Be careful with free offers

The BBC News website reported last week (before I became diverted by the election) that a dealer had found itself being taken advantage of: 'Free meal' garage customer's £700 bill at top London restaurant. A customer offered a meal out for two in apology for damage caused to her car on the premises managed to run up a bill of £714, including a surprising amount of alcohol ("four glasses of champagne, two bottles of wine costing £69 each, six cocktails totalling £86 and a sloe gin": is that humanly possible?). The dealer is offering to split it with the customer, which (knowing only what is in the BBC report) seems to me to be highly optimistic: even if there is no legal obligation (and this could be no more than a gift, with no consideration to make it a binding contract, as the actual damage was fixed and a courtesy car provided) it plays very badly in the media.

Of course, the solution is quite simple, and the dealer is no doubt kicking its corporate self for missing the obvious: put a cap on the amount you'll spend. And there is nothing to stop someone in the same position designating the restaurant too, providing an opportunity to give a customer a little business at the same time as making a disgruntled customer a little more gruntled.

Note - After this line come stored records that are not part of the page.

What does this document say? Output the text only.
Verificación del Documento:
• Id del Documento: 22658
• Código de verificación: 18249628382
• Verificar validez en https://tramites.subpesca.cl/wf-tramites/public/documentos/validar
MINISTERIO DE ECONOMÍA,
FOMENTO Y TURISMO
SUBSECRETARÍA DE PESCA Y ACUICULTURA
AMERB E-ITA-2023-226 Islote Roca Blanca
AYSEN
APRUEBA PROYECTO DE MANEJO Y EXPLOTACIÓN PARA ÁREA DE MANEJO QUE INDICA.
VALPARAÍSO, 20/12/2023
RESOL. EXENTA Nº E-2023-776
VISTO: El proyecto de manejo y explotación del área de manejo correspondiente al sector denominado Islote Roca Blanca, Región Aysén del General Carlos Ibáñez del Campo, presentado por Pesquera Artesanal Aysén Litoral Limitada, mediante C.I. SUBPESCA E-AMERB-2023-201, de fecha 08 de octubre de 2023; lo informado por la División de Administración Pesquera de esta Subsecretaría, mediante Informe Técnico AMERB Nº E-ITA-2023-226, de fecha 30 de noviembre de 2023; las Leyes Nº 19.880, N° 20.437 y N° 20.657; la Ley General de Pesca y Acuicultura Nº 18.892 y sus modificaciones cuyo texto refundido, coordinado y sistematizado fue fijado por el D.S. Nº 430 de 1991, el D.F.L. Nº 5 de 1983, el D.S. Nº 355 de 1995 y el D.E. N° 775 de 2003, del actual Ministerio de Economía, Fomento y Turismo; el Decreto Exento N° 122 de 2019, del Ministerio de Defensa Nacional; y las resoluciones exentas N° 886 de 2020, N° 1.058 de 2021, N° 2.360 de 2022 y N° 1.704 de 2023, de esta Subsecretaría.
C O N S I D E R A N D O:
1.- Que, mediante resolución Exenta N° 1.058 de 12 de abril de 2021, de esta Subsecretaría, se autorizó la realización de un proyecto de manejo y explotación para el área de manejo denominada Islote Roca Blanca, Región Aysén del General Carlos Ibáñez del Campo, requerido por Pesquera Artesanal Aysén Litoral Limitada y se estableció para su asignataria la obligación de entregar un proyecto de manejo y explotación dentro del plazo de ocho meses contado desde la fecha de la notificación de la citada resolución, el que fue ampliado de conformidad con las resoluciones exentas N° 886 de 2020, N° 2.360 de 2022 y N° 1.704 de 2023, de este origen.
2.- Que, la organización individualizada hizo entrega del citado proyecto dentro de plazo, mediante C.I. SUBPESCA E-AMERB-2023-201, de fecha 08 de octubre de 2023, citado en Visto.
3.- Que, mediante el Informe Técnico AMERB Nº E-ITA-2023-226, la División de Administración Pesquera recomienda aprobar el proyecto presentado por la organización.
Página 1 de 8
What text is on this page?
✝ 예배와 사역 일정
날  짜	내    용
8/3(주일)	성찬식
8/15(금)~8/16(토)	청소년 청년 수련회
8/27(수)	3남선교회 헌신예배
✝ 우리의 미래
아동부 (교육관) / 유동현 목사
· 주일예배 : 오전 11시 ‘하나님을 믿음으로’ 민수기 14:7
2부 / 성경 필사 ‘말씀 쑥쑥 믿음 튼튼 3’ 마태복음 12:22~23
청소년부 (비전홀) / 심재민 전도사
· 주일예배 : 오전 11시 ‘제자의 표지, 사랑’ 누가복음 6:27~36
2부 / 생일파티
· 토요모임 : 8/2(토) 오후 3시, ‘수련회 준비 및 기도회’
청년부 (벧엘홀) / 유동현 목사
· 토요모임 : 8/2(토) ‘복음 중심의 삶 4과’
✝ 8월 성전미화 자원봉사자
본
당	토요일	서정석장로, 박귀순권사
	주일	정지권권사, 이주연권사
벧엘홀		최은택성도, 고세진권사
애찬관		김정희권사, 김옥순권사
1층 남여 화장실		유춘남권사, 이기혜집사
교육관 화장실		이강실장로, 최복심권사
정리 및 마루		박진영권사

On another point, as I have frequently observed the motor trade is in the odd position of manufacturers' goodwill being in the hands of its dealers, a matter which the manufacturers have in fact exacerbated over the past decade by increasing the prominence of their own identity over that of the actual dealer. The result is that the wronged party in this story, which now might be seen to be squirming to try to claw back a sum of money that the public will probably consider paltry by its standards, is not the dealer but Audi. (That makes it even more paltry, of course.) It is sad to see anyone trying to do the right thing being so badly taken advantage of, but it's worse perhaps when that person is wrongly identified.